TRAIN_LAKES = ["george", "walker", "melincue"]
TEST_LAKES = ["mono"]
THRESHOLDS_NUMBER = 10

In [None]:
train_data, data_indices = load_lakes(TRAIN_LAKES)
test_data, _ = load_lakes(TEST_LAKES)

### 1. Train and optimize lake detector with cross-validation

In [None]:
f1_scores = []
kappa_scores = []

# define the space for thresholds
thresholds = [
    np.percentile(get_water_index_values(train_data)[2], percentile)
    for percentile in np.linspace(20, 100, THRESHOLDS_NUMBER)
]

# go over each threshold
for threshold in tqdm(thresholds):
    # compute the average metric for the current threshold
    avg_f1, avg_kappa = compute_cross_validation_scores(train_data, data_indices, threshold)

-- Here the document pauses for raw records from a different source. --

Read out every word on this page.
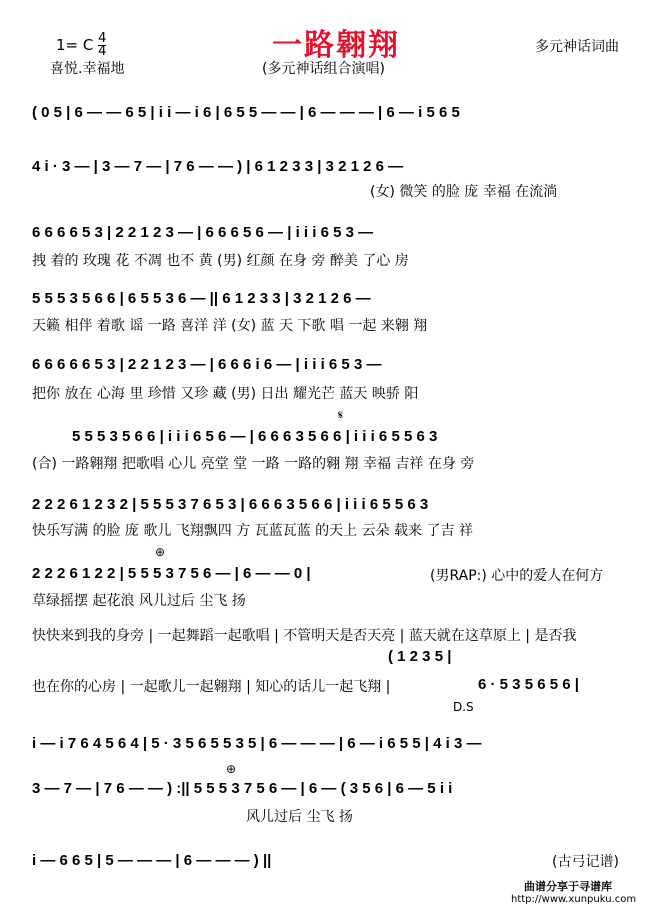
一路翱翔
1= C $\frac{4}{4}$	多元神话词曲
喜悦.幸福地	(多元神话组合演唱)
( 0 5 | 6 — — 6 5 | i i — i 6 | 6 5 5 — — | 6 — — — | 6 — i 5 6 5
4 i · 3 — | 3 — 7 — | 7 6 — — ) | 6 1 2 3 3 | 3 2 1 2 6 —
(女) 微笑 的脸 庞 幸福 在流淌
6 6 6 6 5 3 | 2 2 1 2 3 — | 6 6 6 5 6 — | i i i 6 5 3 —
拽 着的 玫瑰 花 不凋 也不 黄 (男) 红颜 在身 旁 醉美 了心 房
5 5 5 3 5 6 6 | 6 5 5 3 6 — || 6 1 2 3 3 | 3 2 1 2 6 —
天籁 相伴 着歌 谣 一路 喜洋 洋 (女) 蓝 天 下歌 唱 一起 来翱 翔
6 6 6 6 6 5 3 | 2 2 1 2 3 — | 6 6 6 i 6 — | i i i 6 5 3 —
把你 放在 心海 里 珍惜 又珍 藏 (男) 日出 耀光芒 蓝天 映骄 阳
𝄋
5 5 5 3 5 6 6 | i i i 6 5 6 — | 6 6 6 3 5 6 6 | i i i 6 5 5 6 3
(合) 一路翱翔 把歌唱 心儿 亮堂 堂 一路 一路的翱 翔 幸福 吉祥 在身 旁
2 2 2 6 1 2 3 2 | 5 5 5 3 7 6 5 3 | 6 6 6 3 5 6 6 | i i i 6 5 5 6 3
快乐写满 的脸 庞 歌儿 飞翔飘四 方 瓦蓝瓦蓝 的天上 云朵 载来 了吉 祥
⊕
2 2 2 6 1 2 2 | 5 5 5 3 7 5 6 — | 6 — — 0 |	(男RAP:) 心中的爱人在何方
草绿摇摆 起花浪 风儿过后 尘飞 扬
快快来到我的身旁 | 一起舞蹈一起歌唱 | 不管明天是否天亮 | 蓝天就在这草原上 | 是否我
( 1 2 3 5 |
也在你的心房 | 一起歌儿一起翱翔 | 知心的话儿一起飞翔 |	6 · 5 3 5 6 5 6 |
D.S
i — i 7 6 4 5 6 4 | 5 · 3 5 6 5 5 3 5 | 6 — — — | 6 — i 6 5 5 | 4 i 3 —
⊕
3 — 7 — | 7 6 — — ) :|| 5 5 5 3 7 5 6 — | 6 — ( 3 5 6 | 6 — 5 i i
风儿过后 尘飞 扬
i — 6 6 5 | 5 — — — | 6 — — — ) ||	(古弓记谱)
曲谱分享于寻谱库
http://www.xunpuku.com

    f1_scores.append(avg_f1)
    kappa_scores.append(avg_kappa)

# display a data frame that contains the results
threshold_scores = pd.DataFrame(
    {"threshold": thresholds, "f1_score": f1_scores, "kappa_score": kappa_scores}
).sort_values("f1_score", ascending=False)
threshold_scores

In [None]:
# get predictions for the train dataset
best_threshold = -0.316582 # threshold_scores["threshold"].iloc[0]
train_detections = predict_th(train_data, best_threshold)

### 2. Test lake detector

In [None]:
# get predictions for the test dataset
test_detections = predict_th(test_data, best_threshold)

# compute the test metrics with the current threshold
avg_f1, avg_kappa = compute_cross_validation_scores_th(
    test_data, [list(range(len(test_data)))], best_threshold, test=True
)
print(f"Test F1: {avg_f1}\nTest kappa: {avg_kappa}")


### 3. Analyze lake evolution

In [None]:
analyze_lake("melincue", train_data, train_detections)